Goma, a city on the shores of Lake Kivu, lies just 12 kilometres (about seven miles) from Mount Nyiragongo. Tens of thousands of residents fled in panic, many of them to Rwanda, when the much-dreaded volcano began erupting on Saturday evening.

Two rivers of molten rock flowed from the volcano at a height of 1,800 metres (5,900 feet). One headed towards Goma, stopping at the very outskirts of the city.

– Fears of fresh eruption –

It engulfed homes in its wake, smothering the surrounding area with suffocating gas and cutting off the road between Goma and Butembo, the main highway in North Kivu province.

“Thirty-two people died in incidents linked to the eruption, including seven people killed by lava and five asphyxiated by gases,” the UN refugee agency UNHCR said in Geneva.

“The lava flow stopped on Sunday, but there have been repeated earthquakes since the eruption and the lava lake in the volcano’s crater appears to have refilled, prompting fears of new fissures opening or another eruption.”

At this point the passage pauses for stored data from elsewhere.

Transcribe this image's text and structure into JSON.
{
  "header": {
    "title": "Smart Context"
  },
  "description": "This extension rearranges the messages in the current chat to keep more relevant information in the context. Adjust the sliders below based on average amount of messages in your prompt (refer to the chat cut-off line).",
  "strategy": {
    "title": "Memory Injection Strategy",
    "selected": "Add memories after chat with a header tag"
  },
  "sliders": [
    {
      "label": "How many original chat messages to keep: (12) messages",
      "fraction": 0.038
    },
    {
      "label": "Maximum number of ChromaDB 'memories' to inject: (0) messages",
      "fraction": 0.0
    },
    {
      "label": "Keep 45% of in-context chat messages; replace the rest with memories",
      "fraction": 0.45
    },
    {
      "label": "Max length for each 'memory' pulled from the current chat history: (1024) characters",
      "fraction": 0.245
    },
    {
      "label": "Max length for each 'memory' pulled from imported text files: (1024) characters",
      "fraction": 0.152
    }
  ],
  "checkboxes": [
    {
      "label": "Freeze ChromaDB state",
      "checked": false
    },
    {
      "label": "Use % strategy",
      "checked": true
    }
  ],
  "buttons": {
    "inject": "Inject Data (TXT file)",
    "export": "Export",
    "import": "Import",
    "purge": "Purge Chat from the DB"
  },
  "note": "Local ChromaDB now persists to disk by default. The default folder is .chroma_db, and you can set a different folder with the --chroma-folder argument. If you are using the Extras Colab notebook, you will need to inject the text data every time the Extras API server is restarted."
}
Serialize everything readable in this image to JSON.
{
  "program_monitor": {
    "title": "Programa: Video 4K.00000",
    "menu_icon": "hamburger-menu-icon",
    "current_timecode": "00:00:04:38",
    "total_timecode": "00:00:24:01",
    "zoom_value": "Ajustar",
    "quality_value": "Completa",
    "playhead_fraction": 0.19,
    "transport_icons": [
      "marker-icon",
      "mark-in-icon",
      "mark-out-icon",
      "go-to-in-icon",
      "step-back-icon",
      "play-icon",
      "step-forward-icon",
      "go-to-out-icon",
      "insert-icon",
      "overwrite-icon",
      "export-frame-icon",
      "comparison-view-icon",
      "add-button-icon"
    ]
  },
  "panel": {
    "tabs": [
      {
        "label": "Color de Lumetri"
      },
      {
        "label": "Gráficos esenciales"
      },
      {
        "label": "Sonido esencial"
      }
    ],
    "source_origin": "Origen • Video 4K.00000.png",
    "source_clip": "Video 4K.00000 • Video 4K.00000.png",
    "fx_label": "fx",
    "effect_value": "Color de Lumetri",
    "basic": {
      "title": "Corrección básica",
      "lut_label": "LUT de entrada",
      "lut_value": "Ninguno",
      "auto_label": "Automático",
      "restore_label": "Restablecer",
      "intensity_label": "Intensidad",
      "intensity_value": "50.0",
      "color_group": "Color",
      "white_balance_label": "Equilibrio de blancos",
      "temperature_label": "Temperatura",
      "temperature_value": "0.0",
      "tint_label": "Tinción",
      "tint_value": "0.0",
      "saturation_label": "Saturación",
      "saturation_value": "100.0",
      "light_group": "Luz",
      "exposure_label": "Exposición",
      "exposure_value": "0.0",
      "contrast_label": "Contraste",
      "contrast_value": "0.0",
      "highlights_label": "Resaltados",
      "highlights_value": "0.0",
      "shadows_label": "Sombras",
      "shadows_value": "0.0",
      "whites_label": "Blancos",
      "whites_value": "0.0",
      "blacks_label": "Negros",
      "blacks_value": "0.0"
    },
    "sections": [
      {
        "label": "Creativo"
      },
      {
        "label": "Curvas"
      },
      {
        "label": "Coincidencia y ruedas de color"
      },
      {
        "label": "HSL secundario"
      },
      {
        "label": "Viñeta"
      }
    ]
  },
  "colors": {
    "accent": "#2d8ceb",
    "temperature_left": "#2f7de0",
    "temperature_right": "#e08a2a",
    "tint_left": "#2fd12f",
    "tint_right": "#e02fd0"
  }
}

The previous toll, drawn from NGOs and other sources, was 20. Five people died from suffocation on Monday after they tried to cross the cooling lava some 13 kilometres north of Goma, civil society leader Mambo Kawaya told AFP.

A so-called strato-volcano nearly early 3,500 metres (11,500 feet) high, Nyiragongo straddles the East African Rift tectonic divide. Its last major eruption, in 2002, claimed around 100 lives.

– Need for water –

Raphael Tenaud, deputy head of the International Committee of the Red Cross (ICRC) delegation in Goma, said lava had destroyed four large villages and damaged 12 others.

Humanitarian groups estimate that between 900 and 2,500 dwellings were destroyed representing around 5,000 newly homeless people, he said.

Some 25,000 people fled on Saturday and Sunday, Tenaud said.

“Many of these displaced people have started to return to Goma, some have even come back to the site of the disaster, near the lava flow,” he said. “Some are still displaced as they are afraid to come back,” he added.

Damage to a reservoir has potentially affected water supplies for around half a million people, Tenaud said.

“The main problem will be a problem of access to potable water and all the consequences that may stem from that,” he said, referring to the risk of disease.

The ICRC will revive a disused pumping station to draw water, and water will also be distributed by tanker truck, Tenaud added.

Most of the hospitals in the east of the city have been closed, although four hospitals in the west are functioning, he said.

Another problem is that of children who became separated from their parents in the panic, with the Red Cross receiving 735 requests for help.